Para combatir la hepatitis D, es crucial que las personas sean conscientes de los riesgos que esta representa y de la importancia de la detección. La hepatitis D se considera una enfermedad “silenciosa”, ya que los síntomas pueden no ser evidentes hasta que el daño hepático es avanzado. Los síntomas pueden incluir fatiga, náuseas, dolor abdominal, orina oscura y ictericia (piel y ojos amarillos). La prevención se basa en la vacunación contra la hepatitis B. La vacuna contra la hepatitis B es una de las vacunas más seguras y efectivas, y es la primera línea de defensa para prevenir esta enfermedad.

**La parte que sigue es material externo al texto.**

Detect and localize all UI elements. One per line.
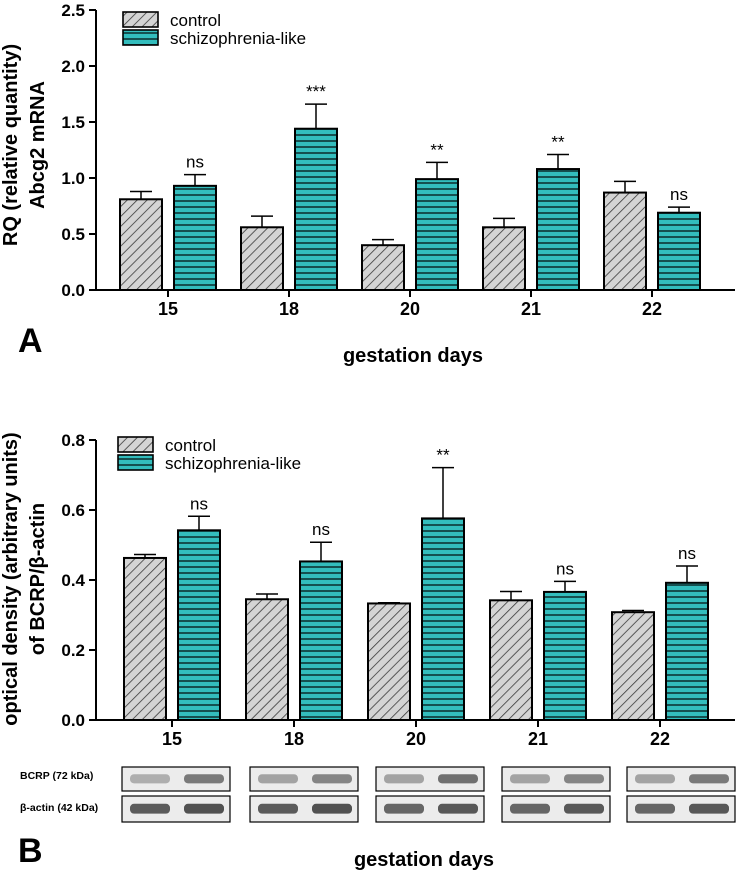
significance-label: *** [306, 82, 326, 101]
panel-a-letter: A [18, 322, 43, 360]
y-tick-label: 0.8 [61, 431, 85, 450]
x-tick-label: 18 [279, 299, 299, 319]
control-bar [367, 602, 411, 722]
blot-band [689, 774, 729, 784]
control-bar [489, 599, 533, 721]
significance-label: ** [551, 132, 565, 151]
x-tick-label: 15 [162, 729, 182, 749]
control-bar [603, 191, 647, 291]
significance-label: ns [186, 153, 204, 172]
panel-b-letter: B [18, 832, 43, 870]
blot-band [312, 803, 352, 814]
significance-label: ** [436, 446, 450, 465]
x-tick-label: 15 [158, 299, 178, 319]
y-tick-label: 2.5 [61, 1, 85, 20]
chart-panel-a: 0.0 0.5 1.0 1.5 2.0 2.5 15 ns 18 *** 20 ** 21 ** 22 ns c… [61, 1, 735, 319]
blot-band [635, 774, 675, 784]
panel-a-ylabel-line1: RQ (relative quantity) [0, 44, 22, 246]
schizophrenia-like-bar [177, 529, 221, 721]
blot-band [510, 774, 550, 784]
legend-swatch [117, 454, 154, 471]
significance-label: ns [190, 494, 208, 513]
blot-band [312, 774, 352, 784]
blot-band [510, 803, 550, 814]
blot-band [438, 803, 478, 814]
schizophrenia-like-bar [173, 184, 217, 291]
legend-label: schizophrenia-like [170, 29, 306, 48]
panel-b-ylabel-line2: of BCRP/β-actin [27, 503, 49, 655]
blot-band [689, 803, 729, 814]
legend-label: control [170, 11, 221, 30]
schizophrenia-like-bar [421, 517, 465, 722]
legend-swatch [117, 436, 154, 453]
y-tick-label: 2.0 [61, 57, 85, 76]
blot-band [564, 803, 604, 814]
significance-label: ns [556, 559, 574, 578]
panel-a-ylabel-line2: Abcg2 mRNA [27, 81, 49, 209]
legend-label: schizophrenia-like [165, 454, 301, 473]
x-tick-label: 22 [642, 299, 662, 319]
y-tick-label: 0.0 [61, 281, 85, 300]
legend-label: control [165, 436, 216, 455]
panel-b-xlabel: gestation days [354, 849, 494, 871]
blot-label-bcrp: BCRP (72 kDa) [20, 770, 93, 782]
control-bar [361, 244, 405, 291]
y-tick-label: 0.2 [61, 641, 85, 660]
control-bar [482, 226, 526, 291]
control-bar [611, 611, 655, 722]
x-tick-label: 18 [284, 729, 304, 749]
y-tick-label: 0.0 [61, 711, 85, 730]
x-tick-label: 21 [521, 299, 541, 319]
panel-a-xlabel: gestation days [343, 345, 483, 367]
chart-panel-b: 0.0 0.2 0.4 0.6 0.8 15 ns 18 ns 20 ** 21 ns 22 ns contr… [61, 431, 735, 749]
blot-band [564, 774, 604, 784]
blot-band [384, 774, 424, 784]
blot-band [258, 803, 298, 814]
y-tick-label: 0.4 [61, 571, 85, 590]
y-tick-label: 1.0 [61, 169, 85, 188]
schizophrenia-like-bar [543, 590, 587, 722]
blot-band [635, 803, 675, 814]
legend-swatch [122, 29, 159, 46]
blot-band [184, 774, 224, 784]
significance-label: ns [312, 520, 330, 539]
x-tick-label: 20 [406, 729, 426, 749]
schizophrenia-like-bar [536, 168, 580, 291]
x-tick-label: 21 [528, 729, 548, 749]
schizophrenia-like-bar [415, 178, 459, 291]
legend-swatch [122, 11, 159, 28]
blot-band [130, 774, 170, 784]
western-blot-strip: BCRP (72 kDa) β-actin (42 kDa) [20, 766, 736, 823]
panel-b-ylabel-line1: optical density (arbitrary units) [0, 432, 22, 725]
blot-band [258, 774, 298, 784]
significance-label: ns [678, 544, 696, 563]
schizophrenia-like-bar [665, 581, 709, 721]
schizophrenia-like-bar [299, 560, 343, 722]
x-tick-label: 22 [650, 729, 670, 749]
schizophrenia-like-bar [294, 127, 338, 291]
schizophrenia-like-bar [657, 211, 701, 291]
blot-band [438, 774, 478, 784]
significance-label: ns [670, 185, 688, 204]
blot-label-beta-actin: β-actin (42 kDa) [20, 802, 98, 814]
y-tick-label: 1.5 [61, 113, 85, 132]
y-tick-label: 0.5 [61, 225, 85, 244]
blot-band [384, 803, 424, 814]
x-tick-label: 20 [400, 299, 420, 319]
control-bar [245, 598, 289, 721]
control-bar [119, 198, 163, 291]
control-bar [240, 226, 284, 291]
y-tick-label: 0.6 [61, 501, 85, 520]
blot-band [184, 803, 224, 814]
significance-label: ** [430, 140, 444, 159]
control-bar [123, 556, 167, 722]
blot-band [130, 803, 170, 814]
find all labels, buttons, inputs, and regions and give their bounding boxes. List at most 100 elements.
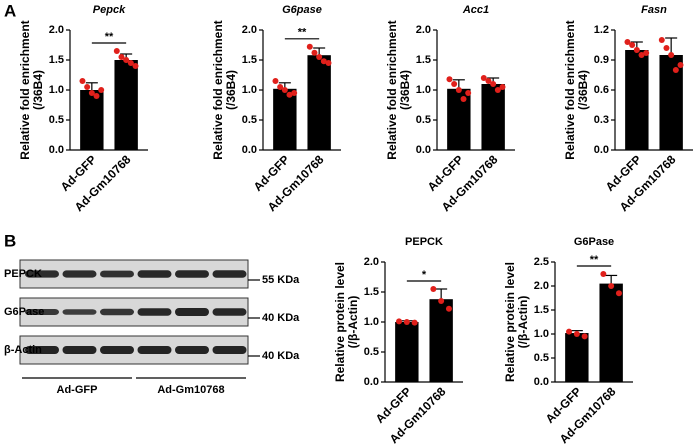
- blot-band: [137, 346, 172, 354]
- y-tick-label: 0.5: [416, 114, 431, 126]
- data-point: [84, 84, 91, 90]
- panel-label: A: [4, 1, 16, 20]
- data-point: [311, 49, 318, 56]
- y-tick-label: 2.5: [534, 256, 549, 268]
- blot-band: [137, 270, 172, 278]
- y-tick-label: 1.0: [49, 84, 64, 96]
- chart-title: Fasn: [641, 4, 667, 16]
- y-axis-label: Relative fold enrichment: [563, 20, 577, 159]
- y-tick-label: 0.0: [534, 376, 549, 388]
- y-axis-label: (/36B4): [224, 70, 238, 110]
- data-point: [600, 271, 607, 277]
- chart-title: Acc1: [462, 4, 489, 16]
- significance-label: **: [298, 27, 307, 39]
- data-point: [624, 39, 631, 45]
- blot-row-label: G6Pase: [4, 306, 44, 318]
- y-tick-label: 1.0: [416, 84, 431, 96]
- panel-label: B: [4, 231, 16, 250]
- data-point: [643, 50, 650, 56]
- y-tick-label: 1.0: [242, 84, 257, 96]
- blot-band: [25, 270, 59, 278]
- data-point: [79, 78, 86, 84]
- y-tick-label: 0.0: [416, 144, 431, 156]
- y-tick-label: 2.0: [242, 24, 257, 36]
- data-point: [465, 90, 472, 96]
- bar: [481, 84, 505, 150]
- y-tick-label: 1.5: [242, 54, 257, 66]
- y-tick-label: 1.5: [364, 286, 379, 298]
- data-point: [633, 47, 640, 53]
- y-tick-label: 0.0: [594, 144, 609, 156]
- data-point: [658, 37, 665, 43]
- blot-band: [212, 270, 247, 278]
- data-point: [286, 91, 293, 98]
- y-tick-label: 0.3: [594, 114, 609, 126]
- data-point: [118, 54, 125, 60]
- group-label: Ad-Gm10768: [157, 384, 224, 396]
- blot-band: [212, 308, 247, 316]
- blot-band: [175, 270, 209, 278]
- data-point: [490, 81, 497, 87]
- blot-band: [100, 308, 134, 316]
- data-point: [316, 54, 323, 60]
- data-point: [411, 319, 418, 326]
- data-point: [93, 93, 100, 99]
- bar: [625, 50, 649, 150]
- blot-band: [100, 346, 134, 354]
- bar: [114, 60, 138, 150]
- y-tick-label: 0.5: [364, 346, 379, 358]
- data-point: [608, 283, 615, 289]
- data-point: [277, 84, 284, 90]
- bar: [565, 333, 589, 382]
- y-tick-label: 0.0: [242, 144, 257, 156]
- blot-band: [62, 309, 97, 315]
- blot-band: [62, 346, 97, 354]
- y-tick-label: 1.0: [534, 328, 549, 340]
- data-point: [396, 318, 403, 325]
- bar: [80, 90, 104, 150]
- data-point: [438, 298, 445, 304]
- data-point: [494, 87, 501, 93]
- data-point: [88, 90, 95, 96]
- y-tick-label: 0.6: [594, 84, 609, 96]
- bar: [395, 322, 419, 382]
- data-point: [132, 63, 139, 69]
- data-point: [455, 87, 462, 93]
- y-tick-label: 0.0: [364, 376, 379, 388]
- data-point: [445, 305, 452, 312]
- data-point: [581, 333, 588, 340]
- blot-band: [62, 270, 97, 278]
- y-axis-label: Relative protein level: [503, 262, 517, 382]
- data-point: [485, 78, 492, 84]
- data-point: [672, 67, 679, 73]
- y-tick-label: 0.5: [49, 114, 64, 126]
- y-tick-label: 1.5: [534, 304, 549, 316]
- data-point: [320, 58, 327, 65]
- y-axis-label: (/36B4): [31, 70, 45, 110]
- bar: [659, 55, 683, 150]
- blot-size-label: 40 KDa: [262, 350, 300, 362]
- bar: [307, 55, 331, 151]
- y-tick-label: 1.0: [364, 316, 379, 328]
- y-tick-label: 0.0: [49, 144, 64, 156]
- bar: [429, 299, 453, 382]
- blot-band: [137, 308, 172, 316]
- y-axis-label: Relative fold enrichment: [385, 20, 399, 159]
- data-point: [272, 78, 279, 84]
- data-point: [291, 90, 298, 96]
- blot-row-label: PEPCK: [4, 268, 42, 280]
- data-point: [638, 52, 645, 58]
- significance-label: **: [105, 31, 114, 43]
- y-tick-label: 0.5: [534, 352, 549, 364]
- group-label: Ad-GFP: [57, 384, 98, 396]
- y-axis-label: (/36B4): [576, 70, 590, 110]
- significance-label: *: [422, 269, 427, 281]
- data-point: [127, 60, 134, 66]
- y-tick-label: 2.0: [49, 24, 64, 36]
- data-point: [668, 52, 675, 58]
- data-point: [629, 42, 636, 48]
- data-point: [325, 60, 332, 66]
- data-point: [451, 81, 458, 87]
- bar: [599, 283, 623, 382]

Además de esto, es fundamental que las personas que viven con el virus de la hepatitis B hablen con su médico sobre la importancia de hacerse una prueba de hepatitis D. Un diagnóstico temprano puede ayudar a prevenir el desarrollo de la cirrosis y del cáncer de hígado, así como a iniciar un tratamiento que puede salvar vidas.

Prevención hepatitis

La reclasificación de la hepatitis D como cancerígena es una noticia que nos recuerda la importancia de no subestimar las hepatitis virales. Es un llamado a la acción para que se tomen medidas urgentes en la prevención, el diagnóstico y el tratamiento. Solo a través de un esfuerzo global, que incluya la integración de los servicios de salud y la concienciación de la población, se puede lograr la meta de reducir la mortalidad por cirrosis y cáncer de hígado. La hepatitis D ya no puede ser ignorada, y su nuevo estatus como cancerígena es un poderoso recordatorio de que debemos actuar ahora.